The financial history of the airlines over the past few decades is not a pleasant one. It's been one of the riskiest sectors to invest in, and very difficult for long-term investors to profit off of. For this reason, I don't see a 12% discount rate as adequate. Rather, I want to see a minimal return of 14% for JetBlue, which is a moderately leveraged company in the airline industry. I will have higher required rates of returns for other airlines, such as US Airways, Delta, and United Continental, all of which I view as having higher risks than JetBlue.
The reason I chose a 14% required return for JetBlue is that I'm seeing other opportunities where I believe I can make 10% - 12% returns with lower risk. 14% seems reasonable to me, and I'd be even more tempted if I could earn a 20%+ potential return. Therefore, I base my own valuation on this figure.
Based on a 14% required rate of return, and my own estimates for revenue growth (12% for three years) and operating margins (9.5%), I come up with a valuation of $6.78 for JetBlue. JBLU is currently valued in the high 4's, so I think it's a reasonably attractive investment; maybe 20% - 30% undervalued.

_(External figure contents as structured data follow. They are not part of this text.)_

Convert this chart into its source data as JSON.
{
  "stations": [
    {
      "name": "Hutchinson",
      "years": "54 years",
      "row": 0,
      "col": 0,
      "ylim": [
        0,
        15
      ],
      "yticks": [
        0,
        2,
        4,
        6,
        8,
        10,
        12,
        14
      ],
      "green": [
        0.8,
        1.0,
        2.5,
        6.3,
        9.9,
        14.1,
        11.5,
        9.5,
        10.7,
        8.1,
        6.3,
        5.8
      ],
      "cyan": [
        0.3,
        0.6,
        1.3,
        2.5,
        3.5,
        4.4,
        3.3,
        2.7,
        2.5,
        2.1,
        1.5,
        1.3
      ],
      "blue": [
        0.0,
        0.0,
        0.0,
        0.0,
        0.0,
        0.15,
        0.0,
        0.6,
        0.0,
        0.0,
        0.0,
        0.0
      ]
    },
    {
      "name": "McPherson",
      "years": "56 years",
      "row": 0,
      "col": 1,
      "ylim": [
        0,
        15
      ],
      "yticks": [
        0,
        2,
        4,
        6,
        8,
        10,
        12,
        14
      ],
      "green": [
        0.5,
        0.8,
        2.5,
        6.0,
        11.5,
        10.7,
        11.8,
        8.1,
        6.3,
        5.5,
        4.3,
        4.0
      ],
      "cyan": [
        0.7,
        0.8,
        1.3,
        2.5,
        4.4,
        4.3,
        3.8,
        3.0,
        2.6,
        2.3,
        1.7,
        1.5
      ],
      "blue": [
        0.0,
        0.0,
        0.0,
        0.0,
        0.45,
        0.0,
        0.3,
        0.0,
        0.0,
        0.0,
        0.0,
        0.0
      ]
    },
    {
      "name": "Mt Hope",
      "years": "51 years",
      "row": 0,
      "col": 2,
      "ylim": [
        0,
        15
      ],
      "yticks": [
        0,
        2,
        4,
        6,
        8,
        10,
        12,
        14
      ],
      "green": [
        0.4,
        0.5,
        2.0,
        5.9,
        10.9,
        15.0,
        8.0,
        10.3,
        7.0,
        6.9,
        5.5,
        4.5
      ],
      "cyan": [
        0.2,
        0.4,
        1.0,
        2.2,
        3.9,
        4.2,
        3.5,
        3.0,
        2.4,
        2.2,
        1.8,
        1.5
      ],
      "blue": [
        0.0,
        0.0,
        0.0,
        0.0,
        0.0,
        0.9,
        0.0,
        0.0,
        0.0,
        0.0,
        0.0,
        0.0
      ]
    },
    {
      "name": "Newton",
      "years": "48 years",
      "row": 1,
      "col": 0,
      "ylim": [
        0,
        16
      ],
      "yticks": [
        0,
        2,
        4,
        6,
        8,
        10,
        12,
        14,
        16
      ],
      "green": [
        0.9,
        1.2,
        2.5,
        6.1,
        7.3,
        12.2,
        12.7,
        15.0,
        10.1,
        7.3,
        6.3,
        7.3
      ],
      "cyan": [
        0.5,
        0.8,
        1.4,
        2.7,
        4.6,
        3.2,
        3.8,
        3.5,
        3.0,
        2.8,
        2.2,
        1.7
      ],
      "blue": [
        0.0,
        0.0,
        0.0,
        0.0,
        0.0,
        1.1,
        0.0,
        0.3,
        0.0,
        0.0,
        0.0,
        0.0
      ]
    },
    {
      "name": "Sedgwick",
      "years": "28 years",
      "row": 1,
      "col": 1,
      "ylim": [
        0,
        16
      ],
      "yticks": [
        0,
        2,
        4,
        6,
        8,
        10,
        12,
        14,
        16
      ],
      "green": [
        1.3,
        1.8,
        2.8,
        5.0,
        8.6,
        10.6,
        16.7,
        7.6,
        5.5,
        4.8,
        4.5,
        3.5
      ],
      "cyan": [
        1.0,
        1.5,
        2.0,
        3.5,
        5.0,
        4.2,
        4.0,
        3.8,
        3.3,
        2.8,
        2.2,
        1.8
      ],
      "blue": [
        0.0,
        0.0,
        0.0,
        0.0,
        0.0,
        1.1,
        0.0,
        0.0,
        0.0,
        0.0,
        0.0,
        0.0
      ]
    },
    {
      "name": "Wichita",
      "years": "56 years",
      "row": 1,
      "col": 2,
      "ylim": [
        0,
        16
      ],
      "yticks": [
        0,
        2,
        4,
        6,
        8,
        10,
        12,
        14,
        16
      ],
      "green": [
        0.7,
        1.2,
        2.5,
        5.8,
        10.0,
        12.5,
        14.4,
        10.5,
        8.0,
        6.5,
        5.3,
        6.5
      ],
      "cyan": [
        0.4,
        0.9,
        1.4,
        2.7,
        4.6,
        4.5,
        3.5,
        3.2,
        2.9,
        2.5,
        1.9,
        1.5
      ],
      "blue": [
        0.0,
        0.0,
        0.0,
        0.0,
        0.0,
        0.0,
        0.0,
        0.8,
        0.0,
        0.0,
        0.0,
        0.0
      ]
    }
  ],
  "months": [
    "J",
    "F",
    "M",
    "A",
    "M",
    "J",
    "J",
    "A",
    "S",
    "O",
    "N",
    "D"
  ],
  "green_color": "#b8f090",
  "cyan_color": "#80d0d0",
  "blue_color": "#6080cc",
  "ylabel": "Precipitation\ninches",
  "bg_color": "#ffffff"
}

I owned a significant stake in it in 2011 and this year, but eliminated it as the price rose close to $6.00 in July. For now, I chose not to invest in JBLU, because I am more intrigued by other opportunities, including a few other airlines. But if it were to dip back below $4.50, I might decide to jump in again. At $4.89, it at least sits very high on my watchlist, and it's a reasonably attractive investment.